SHANGHAI (XFNews) - Airbus said it wants to ramp up the construction of plane parts in China to help spur sales in the country, which it predicts will need 200 superjumbo jets like its A380 over the next 20 years.
The European aerospace consortium also reiterated its projection that it will purchase 60 mln usd worth of components in China in 2007, rising to 120 mln usd three years later.
"Because we have only 15 mln usd in sourcing in China we would like to increase this number," Airbus spokesman Gu Wei told Agence France-Presse, adding that proposals being considered included establishing more joint ventures in China.
By increasing the sourcing of parts, especially for the A380 -- the new double-decker plane capable of carrying up to 555 passengers -- the European group hopes to better integrate the mainland market into its supply chain.
Already since the mid-1980s Chinese manufacturers have delivered to Airbus parts for doors, noses and wings valued at more than 500 mln usd, according to Xinhua news agency.
Five Chinese companies produce parts for Airbus planes, including emergency doors for A320s made by the Shenyang Aircraft Industrial (Group) Company and the main parts for the A320's nose by the Chengdu Aircraft Industrial (Group).
The consortium will also transfer technologies for producing entire A320 jet wings to China that will enable all the components to be produced in the country by 2007.
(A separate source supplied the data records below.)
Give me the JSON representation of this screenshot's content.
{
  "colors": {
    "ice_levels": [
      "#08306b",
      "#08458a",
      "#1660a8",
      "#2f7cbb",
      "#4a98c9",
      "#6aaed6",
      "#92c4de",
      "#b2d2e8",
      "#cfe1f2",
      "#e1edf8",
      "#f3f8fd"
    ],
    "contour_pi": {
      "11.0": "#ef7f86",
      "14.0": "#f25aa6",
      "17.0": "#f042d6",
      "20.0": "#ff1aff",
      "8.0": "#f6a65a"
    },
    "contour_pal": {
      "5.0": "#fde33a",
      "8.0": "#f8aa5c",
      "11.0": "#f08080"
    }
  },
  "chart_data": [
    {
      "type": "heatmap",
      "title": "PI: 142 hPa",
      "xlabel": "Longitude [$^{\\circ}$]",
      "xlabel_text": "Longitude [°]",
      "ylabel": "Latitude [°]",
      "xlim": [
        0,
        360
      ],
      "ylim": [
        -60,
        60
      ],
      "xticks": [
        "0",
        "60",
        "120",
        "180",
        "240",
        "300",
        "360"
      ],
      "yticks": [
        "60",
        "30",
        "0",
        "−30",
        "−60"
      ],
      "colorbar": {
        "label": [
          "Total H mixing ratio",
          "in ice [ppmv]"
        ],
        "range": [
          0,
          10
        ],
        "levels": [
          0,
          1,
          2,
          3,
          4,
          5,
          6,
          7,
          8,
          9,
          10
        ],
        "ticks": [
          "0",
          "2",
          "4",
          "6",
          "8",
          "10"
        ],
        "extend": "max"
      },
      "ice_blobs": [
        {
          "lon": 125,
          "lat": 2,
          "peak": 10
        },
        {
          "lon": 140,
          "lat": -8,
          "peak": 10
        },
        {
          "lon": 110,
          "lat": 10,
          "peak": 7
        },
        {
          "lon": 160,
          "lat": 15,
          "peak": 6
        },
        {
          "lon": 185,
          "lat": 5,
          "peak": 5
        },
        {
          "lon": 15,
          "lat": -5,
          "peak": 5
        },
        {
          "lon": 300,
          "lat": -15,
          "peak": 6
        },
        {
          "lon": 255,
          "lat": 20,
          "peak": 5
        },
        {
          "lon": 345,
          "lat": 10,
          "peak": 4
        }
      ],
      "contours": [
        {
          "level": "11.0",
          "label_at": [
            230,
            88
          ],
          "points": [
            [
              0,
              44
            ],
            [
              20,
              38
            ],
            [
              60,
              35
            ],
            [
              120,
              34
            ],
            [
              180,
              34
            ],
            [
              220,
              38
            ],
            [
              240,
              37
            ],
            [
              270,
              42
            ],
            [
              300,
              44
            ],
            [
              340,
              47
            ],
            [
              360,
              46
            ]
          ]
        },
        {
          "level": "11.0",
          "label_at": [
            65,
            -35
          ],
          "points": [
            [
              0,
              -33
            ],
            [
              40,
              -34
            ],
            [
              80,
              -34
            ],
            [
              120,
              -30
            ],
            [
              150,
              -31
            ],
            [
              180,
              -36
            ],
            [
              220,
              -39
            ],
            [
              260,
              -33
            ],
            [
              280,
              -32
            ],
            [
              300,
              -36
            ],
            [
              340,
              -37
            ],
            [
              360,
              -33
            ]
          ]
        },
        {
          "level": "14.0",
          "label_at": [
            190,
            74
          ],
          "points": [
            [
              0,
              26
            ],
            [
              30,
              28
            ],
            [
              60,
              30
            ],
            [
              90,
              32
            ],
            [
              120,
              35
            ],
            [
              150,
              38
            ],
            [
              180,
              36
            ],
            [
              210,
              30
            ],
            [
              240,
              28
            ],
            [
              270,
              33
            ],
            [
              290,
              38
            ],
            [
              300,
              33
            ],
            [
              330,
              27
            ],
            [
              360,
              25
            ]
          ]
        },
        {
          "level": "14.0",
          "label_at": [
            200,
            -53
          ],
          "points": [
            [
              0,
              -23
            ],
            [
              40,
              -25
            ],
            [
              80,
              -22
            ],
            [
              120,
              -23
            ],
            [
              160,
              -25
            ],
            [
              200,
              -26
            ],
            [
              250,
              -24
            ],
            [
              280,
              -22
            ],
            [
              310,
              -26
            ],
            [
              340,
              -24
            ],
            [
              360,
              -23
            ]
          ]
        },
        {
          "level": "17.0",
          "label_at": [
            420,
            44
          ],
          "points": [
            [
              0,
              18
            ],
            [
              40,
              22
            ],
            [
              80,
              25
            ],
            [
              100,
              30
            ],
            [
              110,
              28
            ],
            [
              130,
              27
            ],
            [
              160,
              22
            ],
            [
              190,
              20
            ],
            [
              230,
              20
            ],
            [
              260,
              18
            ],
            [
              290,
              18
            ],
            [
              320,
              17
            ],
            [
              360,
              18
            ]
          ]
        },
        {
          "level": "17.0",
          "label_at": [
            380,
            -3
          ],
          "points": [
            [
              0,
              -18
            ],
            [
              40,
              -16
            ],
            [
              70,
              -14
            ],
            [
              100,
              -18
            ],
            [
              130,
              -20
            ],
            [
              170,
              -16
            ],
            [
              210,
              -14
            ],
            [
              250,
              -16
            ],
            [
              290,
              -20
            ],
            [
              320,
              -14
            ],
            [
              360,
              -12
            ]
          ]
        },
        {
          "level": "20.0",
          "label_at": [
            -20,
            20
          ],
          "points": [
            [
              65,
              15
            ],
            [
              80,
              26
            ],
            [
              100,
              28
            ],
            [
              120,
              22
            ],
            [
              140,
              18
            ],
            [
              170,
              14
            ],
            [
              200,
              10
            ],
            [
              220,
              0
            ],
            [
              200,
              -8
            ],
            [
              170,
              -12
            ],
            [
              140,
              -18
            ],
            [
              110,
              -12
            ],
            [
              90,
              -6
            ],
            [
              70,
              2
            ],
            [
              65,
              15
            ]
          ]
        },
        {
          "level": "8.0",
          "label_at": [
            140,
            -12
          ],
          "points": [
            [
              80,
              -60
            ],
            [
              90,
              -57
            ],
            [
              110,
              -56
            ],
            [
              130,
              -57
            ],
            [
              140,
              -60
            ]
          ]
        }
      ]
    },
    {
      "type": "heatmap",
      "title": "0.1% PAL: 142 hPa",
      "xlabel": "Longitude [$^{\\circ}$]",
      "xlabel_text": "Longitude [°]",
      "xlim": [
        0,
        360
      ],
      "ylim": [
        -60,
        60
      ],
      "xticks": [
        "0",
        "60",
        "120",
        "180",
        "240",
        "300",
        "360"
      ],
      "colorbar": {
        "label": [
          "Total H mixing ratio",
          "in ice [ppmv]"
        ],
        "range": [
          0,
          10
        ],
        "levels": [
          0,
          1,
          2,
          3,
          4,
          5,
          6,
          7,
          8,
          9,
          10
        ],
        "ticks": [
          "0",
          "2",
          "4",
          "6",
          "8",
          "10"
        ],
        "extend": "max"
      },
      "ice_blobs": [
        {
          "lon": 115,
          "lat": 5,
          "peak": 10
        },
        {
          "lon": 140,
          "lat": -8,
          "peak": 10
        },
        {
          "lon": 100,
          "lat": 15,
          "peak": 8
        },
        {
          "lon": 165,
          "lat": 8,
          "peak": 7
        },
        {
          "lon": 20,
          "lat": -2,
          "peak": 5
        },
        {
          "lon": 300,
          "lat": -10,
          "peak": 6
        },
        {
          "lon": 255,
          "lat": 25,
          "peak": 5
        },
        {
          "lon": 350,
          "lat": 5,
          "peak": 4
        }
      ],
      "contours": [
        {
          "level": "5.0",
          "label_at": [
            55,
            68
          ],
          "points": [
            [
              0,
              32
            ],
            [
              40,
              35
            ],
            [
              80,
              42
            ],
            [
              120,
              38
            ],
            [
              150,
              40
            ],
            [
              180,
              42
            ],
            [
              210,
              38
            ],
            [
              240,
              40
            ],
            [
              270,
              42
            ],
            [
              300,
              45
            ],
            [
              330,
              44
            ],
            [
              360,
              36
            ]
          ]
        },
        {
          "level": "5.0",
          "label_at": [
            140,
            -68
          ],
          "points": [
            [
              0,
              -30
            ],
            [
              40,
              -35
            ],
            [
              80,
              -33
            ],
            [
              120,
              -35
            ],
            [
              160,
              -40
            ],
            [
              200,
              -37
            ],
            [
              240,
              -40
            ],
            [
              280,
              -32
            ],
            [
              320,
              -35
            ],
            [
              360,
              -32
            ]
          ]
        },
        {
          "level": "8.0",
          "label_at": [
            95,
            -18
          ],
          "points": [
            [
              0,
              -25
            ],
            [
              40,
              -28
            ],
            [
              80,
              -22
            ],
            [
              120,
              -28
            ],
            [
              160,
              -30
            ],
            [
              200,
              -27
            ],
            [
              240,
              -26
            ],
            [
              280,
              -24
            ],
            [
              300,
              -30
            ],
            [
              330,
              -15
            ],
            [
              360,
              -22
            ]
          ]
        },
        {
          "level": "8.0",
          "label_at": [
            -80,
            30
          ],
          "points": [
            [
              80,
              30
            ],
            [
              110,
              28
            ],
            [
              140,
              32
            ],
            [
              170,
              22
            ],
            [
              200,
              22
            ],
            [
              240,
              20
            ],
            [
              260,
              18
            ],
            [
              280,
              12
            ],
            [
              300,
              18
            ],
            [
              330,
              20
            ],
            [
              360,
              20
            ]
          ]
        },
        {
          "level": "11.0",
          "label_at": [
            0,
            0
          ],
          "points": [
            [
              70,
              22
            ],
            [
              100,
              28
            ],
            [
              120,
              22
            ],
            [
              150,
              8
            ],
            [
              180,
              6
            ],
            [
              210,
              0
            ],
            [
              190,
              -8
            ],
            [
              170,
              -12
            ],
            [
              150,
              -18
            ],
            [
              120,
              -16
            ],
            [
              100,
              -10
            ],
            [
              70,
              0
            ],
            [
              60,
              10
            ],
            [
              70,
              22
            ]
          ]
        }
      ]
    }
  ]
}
While Airbus planes are unlikely to be assembled in their entirety in China anytime soon, the building of major components would likely help Airbus capture a larger slice of the world's third largest aviation market.
Airbus, 80-pct owned by aerospace conglomerate EADS and the rest by British defence contractor BAE Systems, projected China will need 200 superjumbos like the A380 over the next two decades, and Gu said it made economic sense for the company to source more on the mainland.
"China's aviation market has huge potential not only for mid-range planes but also in the capacity for traffic growth and so the Chinese market needs larger aircraft," said Gu.
"With new product sourcing we would want China to buy more A380s and we hope that by 2008 we will add one more Chinese airline."
Earlier this year Airbus inked a deal worth some 1.4 bln usd to sell five of the planes to China Southern Airlines, although Boeing hit right back with orders for its new 787 Dreamliner, a medium-sized long-haul jet.
Gu said discussions with Chinese airlines on buying more A380s were ongoing.
The A380 is part of Airbus's plan to ramp up sales based on a strategy that hauling more passengers on a single flight will bring airlines greater efficiency.
It has sold more than 200 planes in China since 1985 and so far this year has received orders for 59 aircraft from five Chinese airlines, accounting for 20 pct of its total orders.